Ils ont goûté le Houellebecq nouveau

Les 320 000 exemplaires annoncés du premier tirage ont toutes les chances d'être écoulés très rapidement. Le battage médiatique qui entoure la parution du septième roman de Michel Houellebecq, Sérotonine, a obligé plusieurs maisons d'édition à différer la publication de leurs auteurs vedettes, tant ils risquaient d'être totalement éclipsés.

 

Flammarion avait mis un embargo en demandant à la presse de ne rien dévoiler du livre avant le 27 décembre (une semaine avant la sortie officielle du 4 janvier) - embargo rompu par deux journaux. Les avis des experts ont donc fusé avant la date butoir. Des journaux de droite à ceux de gauche, on semble plutôt d'accord : c'est un très bon, voire plus.

"Attention chef-d'oeuvre"

Pour Pierre Vavasseur du Parisien, Sérotonine est le meilleur roman de Houellebecq, et probablement un chef-d'oeuvre littéraire.
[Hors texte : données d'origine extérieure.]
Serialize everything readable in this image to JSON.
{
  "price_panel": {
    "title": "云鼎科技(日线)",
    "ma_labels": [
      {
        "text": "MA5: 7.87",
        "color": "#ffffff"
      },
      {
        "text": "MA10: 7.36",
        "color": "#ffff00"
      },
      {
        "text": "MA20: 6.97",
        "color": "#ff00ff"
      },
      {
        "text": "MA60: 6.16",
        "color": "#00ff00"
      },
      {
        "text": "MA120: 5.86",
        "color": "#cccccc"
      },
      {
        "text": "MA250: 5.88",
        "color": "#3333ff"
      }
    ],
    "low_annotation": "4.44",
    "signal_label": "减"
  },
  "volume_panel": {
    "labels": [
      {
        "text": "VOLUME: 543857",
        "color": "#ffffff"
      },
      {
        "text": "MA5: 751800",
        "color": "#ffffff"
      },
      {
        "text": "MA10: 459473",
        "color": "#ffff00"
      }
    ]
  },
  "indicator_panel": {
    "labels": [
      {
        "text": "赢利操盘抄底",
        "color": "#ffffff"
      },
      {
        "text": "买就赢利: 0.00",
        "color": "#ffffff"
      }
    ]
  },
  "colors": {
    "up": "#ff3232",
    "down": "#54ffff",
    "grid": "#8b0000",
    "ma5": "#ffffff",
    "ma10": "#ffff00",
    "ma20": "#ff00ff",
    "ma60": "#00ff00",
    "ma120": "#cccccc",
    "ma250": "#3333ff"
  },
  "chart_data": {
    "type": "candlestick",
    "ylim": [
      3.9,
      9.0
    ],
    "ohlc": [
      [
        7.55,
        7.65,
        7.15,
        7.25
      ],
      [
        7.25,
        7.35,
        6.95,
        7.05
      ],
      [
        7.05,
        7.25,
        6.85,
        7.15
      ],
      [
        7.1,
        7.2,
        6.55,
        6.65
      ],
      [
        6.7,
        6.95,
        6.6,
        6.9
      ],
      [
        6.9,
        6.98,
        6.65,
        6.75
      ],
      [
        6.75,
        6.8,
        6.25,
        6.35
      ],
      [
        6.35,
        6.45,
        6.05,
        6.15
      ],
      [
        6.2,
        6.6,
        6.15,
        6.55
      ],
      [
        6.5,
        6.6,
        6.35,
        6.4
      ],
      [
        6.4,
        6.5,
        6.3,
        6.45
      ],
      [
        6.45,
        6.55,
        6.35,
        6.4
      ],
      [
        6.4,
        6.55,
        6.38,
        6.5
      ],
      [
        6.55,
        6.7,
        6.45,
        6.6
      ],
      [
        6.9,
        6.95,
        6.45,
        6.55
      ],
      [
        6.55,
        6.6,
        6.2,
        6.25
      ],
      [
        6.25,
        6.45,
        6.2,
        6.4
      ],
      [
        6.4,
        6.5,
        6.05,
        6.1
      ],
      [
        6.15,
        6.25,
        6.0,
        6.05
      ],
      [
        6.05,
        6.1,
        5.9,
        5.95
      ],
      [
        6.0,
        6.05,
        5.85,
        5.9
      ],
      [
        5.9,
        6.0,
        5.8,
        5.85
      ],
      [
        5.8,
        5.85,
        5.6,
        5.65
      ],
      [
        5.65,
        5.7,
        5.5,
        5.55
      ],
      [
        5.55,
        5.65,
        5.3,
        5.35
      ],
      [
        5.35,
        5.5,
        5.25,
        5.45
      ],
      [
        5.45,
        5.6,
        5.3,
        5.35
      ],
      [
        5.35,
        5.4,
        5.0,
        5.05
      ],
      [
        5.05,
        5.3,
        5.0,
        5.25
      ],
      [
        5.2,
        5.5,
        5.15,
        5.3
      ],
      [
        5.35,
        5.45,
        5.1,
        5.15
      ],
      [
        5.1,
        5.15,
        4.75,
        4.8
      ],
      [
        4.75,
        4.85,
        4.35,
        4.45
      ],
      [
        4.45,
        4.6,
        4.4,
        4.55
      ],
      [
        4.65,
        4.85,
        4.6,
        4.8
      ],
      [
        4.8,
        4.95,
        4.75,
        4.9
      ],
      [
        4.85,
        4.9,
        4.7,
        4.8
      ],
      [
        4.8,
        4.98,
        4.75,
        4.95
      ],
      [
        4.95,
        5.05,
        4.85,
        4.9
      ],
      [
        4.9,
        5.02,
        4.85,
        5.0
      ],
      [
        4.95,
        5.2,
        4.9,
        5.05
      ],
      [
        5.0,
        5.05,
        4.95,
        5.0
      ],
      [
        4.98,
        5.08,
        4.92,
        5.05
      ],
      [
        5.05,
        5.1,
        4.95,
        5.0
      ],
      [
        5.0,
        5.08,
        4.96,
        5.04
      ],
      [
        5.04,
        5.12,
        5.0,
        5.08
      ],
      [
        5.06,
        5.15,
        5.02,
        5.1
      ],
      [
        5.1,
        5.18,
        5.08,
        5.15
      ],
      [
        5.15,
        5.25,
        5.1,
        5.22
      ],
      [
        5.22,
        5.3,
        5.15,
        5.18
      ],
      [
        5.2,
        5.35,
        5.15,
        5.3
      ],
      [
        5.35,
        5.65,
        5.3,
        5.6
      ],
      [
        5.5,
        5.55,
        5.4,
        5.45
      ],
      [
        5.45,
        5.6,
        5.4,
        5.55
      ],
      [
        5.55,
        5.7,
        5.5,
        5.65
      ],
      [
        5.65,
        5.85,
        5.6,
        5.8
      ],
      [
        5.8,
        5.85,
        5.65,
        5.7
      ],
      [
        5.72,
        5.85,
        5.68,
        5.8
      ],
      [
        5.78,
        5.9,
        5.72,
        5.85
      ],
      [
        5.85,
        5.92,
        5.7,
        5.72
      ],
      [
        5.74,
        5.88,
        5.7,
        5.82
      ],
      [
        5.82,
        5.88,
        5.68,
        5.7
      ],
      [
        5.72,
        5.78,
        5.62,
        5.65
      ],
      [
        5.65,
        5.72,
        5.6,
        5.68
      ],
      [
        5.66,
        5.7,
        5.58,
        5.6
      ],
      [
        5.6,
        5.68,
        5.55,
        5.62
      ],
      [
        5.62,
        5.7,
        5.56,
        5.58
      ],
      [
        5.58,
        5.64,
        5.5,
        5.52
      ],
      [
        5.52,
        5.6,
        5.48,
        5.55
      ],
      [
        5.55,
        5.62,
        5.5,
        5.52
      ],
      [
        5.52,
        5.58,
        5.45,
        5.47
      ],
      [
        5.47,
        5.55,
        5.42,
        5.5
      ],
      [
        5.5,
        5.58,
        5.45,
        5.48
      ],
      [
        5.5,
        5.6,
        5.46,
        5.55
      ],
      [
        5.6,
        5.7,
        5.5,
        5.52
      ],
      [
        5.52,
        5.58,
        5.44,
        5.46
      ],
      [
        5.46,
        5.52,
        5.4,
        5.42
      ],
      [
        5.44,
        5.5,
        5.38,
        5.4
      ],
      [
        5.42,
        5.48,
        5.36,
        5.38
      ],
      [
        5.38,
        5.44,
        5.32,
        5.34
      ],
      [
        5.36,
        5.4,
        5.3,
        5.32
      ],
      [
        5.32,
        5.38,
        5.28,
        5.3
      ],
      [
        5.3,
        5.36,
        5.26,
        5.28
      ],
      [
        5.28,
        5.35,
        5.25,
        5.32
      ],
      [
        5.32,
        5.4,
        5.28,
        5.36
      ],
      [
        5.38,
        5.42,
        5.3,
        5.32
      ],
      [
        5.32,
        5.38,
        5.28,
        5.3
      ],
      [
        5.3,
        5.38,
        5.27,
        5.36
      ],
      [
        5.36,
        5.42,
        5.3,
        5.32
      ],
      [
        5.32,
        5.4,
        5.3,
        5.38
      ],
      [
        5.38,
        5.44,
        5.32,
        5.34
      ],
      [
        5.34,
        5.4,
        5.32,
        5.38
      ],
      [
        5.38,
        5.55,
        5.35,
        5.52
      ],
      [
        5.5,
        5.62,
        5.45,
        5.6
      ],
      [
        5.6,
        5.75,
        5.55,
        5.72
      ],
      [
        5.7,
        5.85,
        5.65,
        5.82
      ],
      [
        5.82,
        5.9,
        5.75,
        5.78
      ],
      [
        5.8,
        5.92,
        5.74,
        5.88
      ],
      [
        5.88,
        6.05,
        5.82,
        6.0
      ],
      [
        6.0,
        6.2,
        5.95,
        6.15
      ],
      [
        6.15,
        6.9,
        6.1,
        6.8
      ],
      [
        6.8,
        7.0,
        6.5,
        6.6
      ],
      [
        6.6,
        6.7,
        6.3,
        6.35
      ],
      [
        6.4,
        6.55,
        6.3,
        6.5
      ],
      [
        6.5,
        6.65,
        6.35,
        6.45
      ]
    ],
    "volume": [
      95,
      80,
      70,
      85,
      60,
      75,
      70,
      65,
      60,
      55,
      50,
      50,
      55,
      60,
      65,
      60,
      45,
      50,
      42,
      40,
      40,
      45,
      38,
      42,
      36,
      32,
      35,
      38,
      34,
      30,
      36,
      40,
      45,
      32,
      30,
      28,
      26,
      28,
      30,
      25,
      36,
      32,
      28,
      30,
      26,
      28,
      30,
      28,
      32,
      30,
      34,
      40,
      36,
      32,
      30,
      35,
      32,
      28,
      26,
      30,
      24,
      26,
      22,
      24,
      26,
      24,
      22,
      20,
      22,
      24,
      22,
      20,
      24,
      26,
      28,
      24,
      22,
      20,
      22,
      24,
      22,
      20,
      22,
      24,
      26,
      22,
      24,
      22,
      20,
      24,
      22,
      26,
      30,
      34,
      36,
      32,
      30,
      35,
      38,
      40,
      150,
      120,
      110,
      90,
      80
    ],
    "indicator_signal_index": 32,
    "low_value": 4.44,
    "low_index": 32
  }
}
Dans son billet Attention chef-d'oeuvre, il décrit ce roman du "plus extralucide de nos écrivains" comme "une bombe.  En bonus, l’écriture, qu’on a pu juger parfois paresseuse, reprend ici les plus vives couleurs. L’année 2018 s’était ouverte par un chef-d’œuvre, Le lambeau, de Philippe Lançon. 2019 connaîtra le même heureux sort avec un roman d’amour, car c’en est un à rebours, et une radiographie de notre actualité."

Dans son billet Michel Houellebecq, l'ultra-lucide, il promet au secteur éditorial un regain grâce à ce roman qui s'annonce "comme l’hormone du bonheur de l’édition française, laquelle a encore tiré la langue ces derniers mois"

"Une atmosphère d'ironie grinçante"

Dans un entretien avec Atlantico, l'historien et universitaire Edouard Husson comprend "que le romancier a anticipé sur le degré de violence des forces de l'ordre quand elles interviennent contre un mouvement qui exprime la révolte de la France des terroirs". Il ajoute notamment que "Houellebecq redonne la priorité à la question du mal que l'homme fait à son semblable. Face à la fin de la métaphysique et au refus de la transcendance, Houellebecq laisse monter dans son oeuvre un peu d'optimisme, furtif. Il établit au moins chez certains de ses personnages la possibilité de retrouver le sens de la société, c'est-à-dire, comme il le dit profondément, de survivre en échappant à la compétition entre individus."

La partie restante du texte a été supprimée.